This was done by pros who assured me this tree has weak branch structure and this is necessary, but god, now I hate looking at it. Just need some expert opinions. It looks unbalanced and stripped to me, but I am also open to the idea that I may be overreacting. Help a tree hugger out, magical arborists!
by AccordingAnxiety6248

7 Comments
Can you show a before? I can understand why they didn’t completely take out those 2 co-dominate leads, but I also see they didn’t really try to subordinate them. This tree has/will have some structural problems for sure. Those unions already look like they have included bark starting, they aren’t wrong about that. These hybrids are problematic for a lot of reasons, but this one.. yikes. Also, it’s buried. Expose that root flare please. Maple are already prone to girdling.
There’s no fixing that.
Too much off the bottom without correcting the codominant leads. It’ll look fine in the long run, but still need those codominants corrected.
Lul. In undergrad, we had rows of these to practice on because they are so jacked up – if we could prune them decently it was a win.

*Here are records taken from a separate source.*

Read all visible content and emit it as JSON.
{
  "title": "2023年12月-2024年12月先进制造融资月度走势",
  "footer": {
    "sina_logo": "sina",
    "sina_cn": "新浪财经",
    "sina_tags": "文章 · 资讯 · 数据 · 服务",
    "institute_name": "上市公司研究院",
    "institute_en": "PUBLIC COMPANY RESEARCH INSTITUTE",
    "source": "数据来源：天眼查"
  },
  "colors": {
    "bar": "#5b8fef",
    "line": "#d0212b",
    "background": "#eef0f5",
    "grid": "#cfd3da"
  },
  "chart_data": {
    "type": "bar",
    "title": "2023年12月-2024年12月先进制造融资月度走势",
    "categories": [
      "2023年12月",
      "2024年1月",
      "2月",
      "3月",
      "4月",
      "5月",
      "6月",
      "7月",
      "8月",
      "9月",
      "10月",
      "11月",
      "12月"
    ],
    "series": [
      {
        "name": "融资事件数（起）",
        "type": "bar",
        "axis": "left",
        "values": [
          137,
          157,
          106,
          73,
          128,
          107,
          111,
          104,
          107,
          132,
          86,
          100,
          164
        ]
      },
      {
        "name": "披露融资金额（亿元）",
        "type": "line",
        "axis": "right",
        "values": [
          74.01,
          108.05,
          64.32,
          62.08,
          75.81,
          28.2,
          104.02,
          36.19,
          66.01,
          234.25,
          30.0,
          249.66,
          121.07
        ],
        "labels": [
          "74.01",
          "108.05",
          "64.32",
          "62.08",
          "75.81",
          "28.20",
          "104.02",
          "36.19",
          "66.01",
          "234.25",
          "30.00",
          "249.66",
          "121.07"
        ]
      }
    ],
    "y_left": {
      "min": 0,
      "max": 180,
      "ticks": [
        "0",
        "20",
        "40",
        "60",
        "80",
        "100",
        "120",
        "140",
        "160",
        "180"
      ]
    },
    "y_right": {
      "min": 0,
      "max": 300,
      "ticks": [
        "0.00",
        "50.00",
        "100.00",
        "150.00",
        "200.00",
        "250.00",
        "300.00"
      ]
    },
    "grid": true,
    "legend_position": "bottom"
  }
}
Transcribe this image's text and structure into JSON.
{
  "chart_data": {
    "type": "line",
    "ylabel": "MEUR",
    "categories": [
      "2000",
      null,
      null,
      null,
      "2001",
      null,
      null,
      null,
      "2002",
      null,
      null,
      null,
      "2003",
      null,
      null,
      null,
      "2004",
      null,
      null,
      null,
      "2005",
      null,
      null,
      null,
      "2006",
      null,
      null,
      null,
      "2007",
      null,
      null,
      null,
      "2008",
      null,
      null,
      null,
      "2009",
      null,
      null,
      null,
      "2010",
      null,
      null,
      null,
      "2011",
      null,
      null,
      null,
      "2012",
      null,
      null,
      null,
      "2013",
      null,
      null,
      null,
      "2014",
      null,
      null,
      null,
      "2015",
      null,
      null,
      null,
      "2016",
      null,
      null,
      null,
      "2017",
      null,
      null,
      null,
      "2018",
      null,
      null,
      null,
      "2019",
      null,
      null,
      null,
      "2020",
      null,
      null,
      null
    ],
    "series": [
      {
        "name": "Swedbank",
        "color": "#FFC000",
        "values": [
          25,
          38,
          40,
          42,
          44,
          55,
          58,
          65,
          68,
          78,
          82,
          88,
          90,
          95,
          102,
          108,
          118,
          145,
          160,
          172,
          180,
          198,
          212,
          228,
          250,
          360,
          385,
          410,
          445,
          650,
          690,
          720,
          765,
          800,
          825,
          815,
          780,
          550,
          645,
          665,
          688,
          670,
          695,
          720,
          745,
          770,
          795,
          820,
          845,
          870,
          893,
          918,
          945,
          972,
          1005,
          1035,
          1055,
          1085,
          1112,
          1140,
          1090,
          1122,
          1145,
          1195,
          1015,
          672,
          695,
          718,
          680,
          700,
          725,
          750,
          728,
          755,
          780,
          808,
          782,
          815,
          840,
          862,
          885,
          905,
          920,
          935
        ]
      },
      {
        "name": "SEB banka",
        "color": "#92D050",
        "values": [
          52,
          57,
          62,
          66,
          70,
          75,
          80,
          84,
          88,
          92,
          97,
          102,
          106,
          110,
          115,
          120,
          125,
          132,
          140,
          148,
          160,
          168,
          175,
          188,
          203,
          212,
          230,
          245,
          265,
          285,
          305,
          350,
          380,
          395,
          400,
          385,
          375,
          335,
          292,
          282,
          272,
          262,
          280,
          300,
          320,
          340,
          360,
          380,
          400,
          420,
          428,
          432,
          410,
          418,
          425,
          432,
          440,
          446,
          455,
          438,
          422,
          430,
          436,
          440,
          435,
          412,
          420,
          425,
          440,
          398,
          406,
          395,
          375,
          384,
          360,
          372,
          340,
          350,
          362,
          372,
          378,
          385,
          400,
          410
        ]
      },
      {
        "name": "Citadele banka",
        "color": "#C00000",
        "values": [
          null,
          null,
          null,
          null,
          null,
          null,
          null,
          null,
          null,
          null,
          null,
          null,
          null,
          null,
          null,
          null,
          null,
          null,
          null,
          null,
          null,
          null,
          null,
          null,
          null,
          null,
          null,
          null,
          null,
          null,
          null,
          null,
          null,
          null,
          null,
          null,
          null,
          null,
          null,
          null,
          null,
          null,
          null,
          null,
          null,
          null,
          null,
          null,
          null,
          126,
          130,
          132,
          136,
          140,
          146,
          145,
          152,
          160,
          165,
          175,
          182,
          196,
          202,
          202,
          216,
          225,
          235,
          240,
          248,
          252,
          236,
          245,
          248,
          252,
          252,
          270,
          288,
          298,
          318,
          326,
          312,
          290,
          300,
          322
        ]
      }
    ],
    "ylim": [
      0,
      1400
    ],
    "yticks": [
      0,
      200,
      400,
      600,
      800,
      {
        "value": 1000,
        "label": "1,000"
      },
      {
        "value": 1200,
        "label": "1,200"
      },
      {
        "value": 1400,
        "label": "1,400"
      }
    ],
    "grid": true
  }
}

IOW: it doesn’t matter. It will be gone in 20 years so who cares. Practice on your own.
They didn’t do any end weight reductions on the co-dominant branches. This is not proper structure pruning of an autumn blaze maple. They didn’t take “too much.” They literally encouraged continued poor structure with this pruning. Still fixable.
Just wait until next year and find someone who will prune the apical growth of the co-dominant branching back to lateral branches and encourage a central lead/clump. You really can’t over prune these trees if you do it correctly and often. Good luck!
This is so badly lions tailed I wanna cry. The trees not doomed and it’ll look a lot better in 5 years. If you’re interested in correcting the co dominant leads as suggested, hire someone to make heading cuts, not to remove the leads entirely. I’d also wait 2-3 years to correct the co dominant leads to give your tree time to recover from its current prune. The lions tail will always look a little weird but the tree will look a lot better in 5 years
It’s a maple don’t worry too much about it… your house is tiny imagine this tree in 20 years… you are within the range where you can start thinking about shaping the top each year to keep it manageable… it will eventually break free but good candidate for this.